À peine apparu, le fantôme m’échappait à nouveau. Je retombai dans mon fauteuil, ne pouvant y croire :
— Vous n’avez plus de nouvelles ?
— Non. Le meurtre de sa mère a réveillé les terreurs de son enfance. Elle a fui.
— Je dois la localiser. Absolument. Avez-vous une piste, un indice ?
— Rien. Tout ce que je peux faire, c’est vous donner son identité suisse et son adresse, à Lausanne.
— Elle a changé de nom ?
— Évidemment. Après sa résurrection, sa mère a souhaité la faire repartir à zéro. (Il écrivait sur son bloc d’ordonnances.) Depuis quatorze ans, Manon Simonis s’appelle Manon Viatte. Mais ces renseignements ne vous serviront à rien. Je la connais bien. Elle est assez intelligente pour ne pas se faire surprendre.
J’empochai les coordonnées. Le profil de Manon ne cadrait pas avec les portraits des autres Sans-Lumière. À priori, il n’y avait rien de maléfique dans cette jeune fille.
— Vous avez une photo d’elle ? Une photo récente ?

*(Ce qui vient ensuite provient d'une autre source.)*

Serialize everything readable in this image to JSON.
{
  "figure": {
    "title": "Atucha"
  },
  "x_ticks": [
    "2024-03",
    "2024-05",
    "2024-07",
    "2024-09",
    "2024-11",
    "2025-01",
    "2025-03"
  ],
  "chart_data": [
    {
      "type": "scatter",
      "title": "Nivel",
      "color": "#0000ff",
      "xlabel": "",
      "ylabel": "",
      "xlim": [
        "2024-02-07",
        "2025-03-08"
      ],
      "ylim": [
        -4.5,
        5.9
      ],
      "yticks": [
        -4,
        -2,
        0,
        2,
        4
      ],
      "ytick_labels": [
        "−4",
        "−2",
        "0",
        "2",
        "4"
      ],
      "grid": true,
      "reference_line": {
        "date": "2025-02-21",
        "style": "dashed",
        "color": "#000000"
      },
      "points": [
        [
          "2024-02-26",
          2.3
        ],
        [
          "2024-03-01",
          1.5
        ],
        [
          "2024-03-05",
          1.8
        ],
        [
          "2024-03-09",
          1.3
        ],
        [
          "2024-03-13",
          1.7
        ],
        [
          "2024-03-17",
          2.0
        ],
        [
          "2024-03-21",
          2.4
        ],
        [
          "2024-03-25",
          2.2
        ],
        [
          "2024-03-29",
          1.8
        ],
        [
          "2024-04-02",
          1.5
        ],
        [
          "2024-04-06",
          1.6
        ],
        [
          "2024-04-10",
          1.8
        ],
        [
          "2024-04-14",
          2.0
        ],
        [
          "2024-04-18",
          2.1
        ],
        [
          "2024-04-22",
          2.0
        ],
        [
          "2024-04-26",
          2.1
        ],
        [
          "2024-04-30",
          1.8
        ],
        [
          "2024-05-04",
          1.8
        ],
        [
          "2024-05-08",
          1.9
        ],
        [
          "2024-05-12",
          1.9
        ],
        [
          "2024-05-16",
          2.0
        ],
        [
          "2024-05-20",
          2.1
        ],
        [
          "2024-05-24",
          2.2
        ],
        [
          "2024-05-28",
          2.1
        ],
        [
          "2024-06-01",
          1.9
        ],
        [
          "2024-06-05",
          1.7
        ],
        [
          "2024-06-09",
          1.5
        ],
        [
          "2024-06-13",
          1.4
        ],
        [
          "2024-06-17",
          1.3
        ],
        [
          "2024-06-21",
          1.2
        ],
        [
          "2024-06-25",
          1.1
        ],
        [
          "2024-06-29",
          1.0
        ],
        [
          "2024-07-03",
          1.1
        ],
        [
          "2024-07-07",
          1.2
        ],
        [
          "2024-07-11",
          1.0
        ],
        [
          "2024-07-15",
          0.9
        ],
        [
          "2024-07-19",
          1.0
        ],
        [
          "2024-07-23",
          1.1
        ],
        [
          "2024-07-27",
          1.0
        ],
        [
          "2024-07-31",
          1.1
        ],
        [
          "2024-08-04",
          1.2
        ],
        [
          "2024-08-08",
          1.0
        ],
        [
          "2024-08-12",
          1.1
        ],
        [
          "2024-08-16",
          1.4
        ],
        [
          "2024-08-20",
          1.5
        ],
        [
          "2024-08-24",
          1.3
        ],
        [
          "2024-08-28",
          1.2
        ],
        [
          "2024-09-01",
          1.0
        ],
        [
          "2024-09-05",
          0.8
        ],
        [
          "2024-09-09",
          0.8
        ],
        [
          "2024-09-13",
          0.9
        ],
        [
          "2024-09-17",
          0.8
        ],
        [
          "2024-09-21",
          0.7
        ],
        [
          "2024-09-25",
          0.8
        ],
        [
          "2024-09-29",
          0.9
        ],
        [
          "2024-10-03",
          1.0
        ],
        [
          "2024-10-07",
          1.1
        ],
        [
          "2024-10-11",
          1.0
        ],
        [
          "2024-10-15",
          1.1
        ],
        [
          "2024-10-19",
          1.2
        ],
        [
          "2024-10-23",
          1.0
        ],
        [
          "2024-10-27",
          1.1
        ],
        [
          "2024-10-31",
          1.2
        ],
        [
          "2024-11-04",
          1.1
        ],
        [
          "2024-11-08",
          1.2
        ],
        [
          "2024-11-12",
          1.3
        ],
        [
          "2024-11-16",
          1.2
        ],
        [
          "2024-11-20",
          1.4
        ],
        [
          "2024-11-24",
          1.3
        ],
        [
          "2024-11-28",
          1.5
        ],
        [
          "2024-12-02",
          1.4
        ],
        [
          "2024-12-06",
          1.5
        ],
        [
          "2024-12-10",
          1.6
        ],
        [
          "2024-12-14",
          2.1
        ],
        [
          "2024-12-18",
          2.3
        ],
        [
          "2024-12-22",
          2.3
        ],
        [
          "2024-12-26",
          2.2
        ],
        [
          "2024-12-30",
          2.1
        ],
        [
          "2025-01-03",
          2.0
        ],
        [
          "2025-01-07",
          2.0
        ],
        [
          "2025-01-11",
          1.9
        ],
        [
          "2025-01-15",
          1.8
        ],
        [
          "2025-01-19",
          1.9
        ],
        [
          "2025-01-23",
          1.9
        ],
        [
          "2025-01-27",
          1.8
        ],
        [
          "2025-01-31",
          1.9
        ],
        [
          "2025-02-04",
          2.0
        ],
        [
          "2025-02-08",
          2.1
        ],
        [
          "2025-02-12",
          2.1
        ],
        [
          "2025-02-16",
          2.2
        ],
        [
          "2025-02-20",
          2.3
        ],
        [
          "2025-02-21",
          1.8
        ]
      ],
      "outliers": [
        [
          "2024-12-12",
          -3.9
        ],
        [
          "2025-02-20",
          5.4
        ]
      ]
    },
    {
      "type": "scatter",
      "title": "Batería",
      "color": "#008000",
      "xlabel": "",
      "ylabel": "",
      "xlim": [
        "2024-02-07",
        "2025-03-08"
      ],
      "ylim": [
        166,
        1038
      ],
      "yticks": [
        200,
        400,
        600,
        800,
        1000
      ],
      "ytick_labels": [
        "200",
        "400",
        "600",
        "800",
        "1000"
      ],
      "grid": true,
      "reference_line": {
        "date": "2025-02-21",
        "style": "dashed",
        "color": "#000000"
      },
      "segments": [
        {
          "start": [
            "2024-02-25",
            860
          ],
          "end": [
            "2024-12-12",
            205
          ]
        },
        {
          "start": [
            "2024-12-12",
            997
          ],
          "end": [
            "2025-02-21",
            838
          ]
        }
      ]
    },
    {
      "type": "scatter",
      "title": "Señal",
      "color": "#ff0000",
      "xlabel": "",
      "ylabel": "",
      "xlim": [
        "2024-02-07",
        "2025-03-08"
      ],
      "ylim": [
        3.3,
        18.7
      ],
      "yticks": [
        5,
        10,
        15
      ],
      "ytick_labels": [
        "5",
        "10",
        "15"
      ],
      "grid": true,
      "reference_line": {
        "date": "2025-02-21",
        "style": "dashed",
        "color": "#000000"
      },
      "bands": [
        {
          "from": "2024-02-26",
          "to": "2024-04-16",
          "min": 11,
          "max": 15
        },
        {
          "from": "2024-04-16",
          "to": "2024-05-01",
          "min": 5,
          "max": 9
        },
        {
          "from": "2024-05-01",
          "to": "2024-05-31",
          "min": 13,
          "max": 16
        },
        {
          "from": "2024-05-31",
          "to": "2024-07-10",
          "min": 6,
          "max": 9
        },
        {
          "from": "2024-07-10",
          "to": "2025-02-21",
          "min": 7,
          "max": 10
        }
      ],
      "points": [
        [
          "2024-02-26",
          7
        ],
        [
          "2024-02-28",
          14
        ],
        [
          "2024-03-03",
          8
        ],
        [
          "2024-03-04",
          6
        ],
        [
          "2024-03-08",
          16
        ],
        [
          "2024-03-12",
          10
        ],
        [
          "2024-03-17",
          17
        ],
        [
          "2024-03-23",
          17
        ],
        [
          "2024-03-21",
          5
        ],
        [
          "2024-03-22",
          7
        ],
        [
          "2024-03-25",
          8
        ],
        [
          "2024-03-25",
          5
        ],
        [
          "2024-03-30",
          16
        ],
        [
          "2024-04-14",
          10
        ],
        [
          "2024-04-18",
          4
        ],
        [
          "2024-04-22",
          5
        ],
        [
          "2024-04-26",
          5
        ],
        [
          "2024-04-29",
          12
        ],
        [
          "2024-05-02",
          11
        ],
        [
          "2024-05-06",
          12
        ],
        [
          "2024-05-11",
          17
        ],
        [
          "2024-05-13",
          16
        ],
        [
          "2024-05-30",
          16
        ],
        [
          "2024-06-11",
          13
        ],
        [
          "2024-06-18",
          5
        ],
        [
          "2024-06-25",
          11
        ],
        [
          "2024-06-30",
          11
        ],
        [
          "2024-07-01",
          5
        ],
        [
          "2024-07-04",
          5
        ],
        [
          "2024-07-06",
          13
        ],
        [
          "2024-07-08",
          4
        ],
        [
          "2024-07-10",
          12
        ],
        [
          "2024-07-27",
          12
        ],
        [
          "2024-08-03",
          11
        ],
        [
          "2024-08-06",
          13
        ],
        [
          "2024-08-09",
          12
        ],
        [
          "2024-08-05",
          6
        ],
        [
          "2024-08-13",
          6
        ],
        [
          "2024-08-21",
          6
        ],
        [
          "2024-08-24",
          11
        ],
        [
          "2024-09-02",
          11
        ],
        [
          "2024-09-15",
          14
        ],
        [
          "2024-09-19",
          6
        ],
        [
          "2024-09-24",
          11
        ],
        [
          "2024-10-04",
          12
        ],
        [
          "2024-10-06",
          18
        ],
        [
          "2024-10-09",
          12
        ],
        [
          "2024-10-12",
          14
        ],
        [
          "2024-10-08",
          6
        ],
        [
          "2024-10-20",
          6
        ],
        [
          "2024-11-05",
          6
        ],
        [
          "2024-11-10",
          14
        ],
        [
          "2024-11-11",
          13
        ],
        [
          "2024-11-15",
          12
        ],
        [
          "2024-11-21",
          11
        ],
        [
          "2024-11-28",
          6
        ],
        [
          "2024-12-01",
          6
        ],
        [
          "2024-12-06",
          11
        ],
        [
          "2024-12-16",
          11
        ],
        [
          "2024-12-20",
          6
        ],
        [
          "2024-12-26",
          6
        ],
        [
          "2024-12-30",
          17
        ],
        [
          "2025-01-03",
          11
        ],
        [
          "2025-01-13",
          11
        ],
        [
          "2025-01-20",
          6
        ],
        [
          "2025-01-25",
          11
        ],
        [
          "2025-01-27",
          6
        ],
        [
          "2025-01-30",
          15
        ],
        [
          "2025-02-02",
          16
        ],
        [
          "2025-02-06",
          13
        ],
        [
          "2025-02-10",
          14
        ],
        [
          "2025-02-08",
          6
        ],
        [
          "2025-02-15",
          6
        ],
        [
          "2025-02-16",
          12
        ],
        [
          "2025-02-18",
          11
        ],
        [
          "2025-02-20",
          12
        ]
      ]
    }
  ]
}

— Non. Jamais de photo. Je vous ai dit que Manon menait une existence normale. Ce n’est pas tout à fait exact. Elle a vécu dans la peur, dans l’obsession du meurtrier de son enfance. Elle a suivi plusieurs psychothérapies, ici, à Lausanne. Elle était fragile. Très fragile. Sa mère et ses grands-parents la protégeaient. À sa majorité, Manon est devenue indépendante mais elle a continué à vivre sur ses gardes. Pour le moindre déplacement, elle prenait des précautions exagérées. Son appartement était un vrai coffre-fort. Et elle fuyait les appareils photo comme la peste. Elle ne voulait pas que son visage s’imprime quelque part. Elle ne voulait laisser aucune trace. Jamais. C’est dommage. (Il marqua un temps.) Elle me manque terriblement aujourd’hui.
Retour à la case départ, encore une fois.
— Pourquoi m’avoir raconté tout ça ? fis-je avec étonnement. Je ne vous ai même pas montré ma carte officielle.
— La confiance.
— Pourquoi cette confiance ?
— À cause de votre ami.
— Quel ami ?
— Le policier français. Il m’avait prévenu que vous viendriez.
Luc m’avait donc précédé ici aussi. Et il était certain que j’allais marcher sur ses traces. Avait-il déjà prévu de se suicider ? Je palpai mon manteau. J’avais encore sa photo, froissée dans ma poche.
— Vous parlez de cet homme ?
— Luc Soubeyras, oui.
— Vous lui avez tout raconté ?
— Je n’ai pas eu besoin. Il en savait déjà pas mal.
— Il savait que Manon était vivante ?
— Oui. Il était sur ses traces.
Un seul nom expliquait cette avance : Sarrazin. Le gendarme lui avait fait des révélations. Pourquoi à lui et pas à moi ? Luc possédait-il une monnaie d’échange ? Ou un moyen de pression sur le gendarme ?
— Que vous a-t-il dit d’autre ?
— Des choses délirantes. Il était, comment dire… exalté.
— Dans quel sens ?
— Si je peux me permettre, vous m’avez l’air plutôt nerveux mais votre ami, lui, frôlait la pathologie. Il prétendait que Manon était une miraculée. Et du diable, encore ! Comme une autre jeune fille, en Sicile.
— Qu’en pensez-vous ?
Beltreïn laissa fuser un rire sec :
— Je ne veux pas entendre ça. J’ai consacré mon existence à une méthode unique de réanimation. J’ai mis tout mon talent, toutes mes connaissances dans ces recherches. Ce n’est pas pour qu’on attribue mes résultats à des superstitions ou des soi-disant miracles !
— Luc vous a parlé des expériences de mort imminente ?
— Bien sûr. Selon lui, le diable avait communiqué avec Manon durant son coma.
— En tant que scientifique, que pensez-vous de cette hypothèse ?
— Absurde. On ne peut nier l’existence des NDE. Mais il n’y a rien de surnaturel ni de mystique dans ces expériences. Un banal phénomène biochimique. Une sorte d’éblouissement cérébral.
— Expliquez-moi.
— Les NDE ne sont provoquées que par l’asphyxie progressive du cerveau. Au seuil de la mort, le cerveau n’est plus irrigué. Il se produit alors une libération massive d’un neuromédiateur, le glutamate. On suppose que le cerveau, en réaction à cette saturation, libère une autre substance qui provoque le « flash ».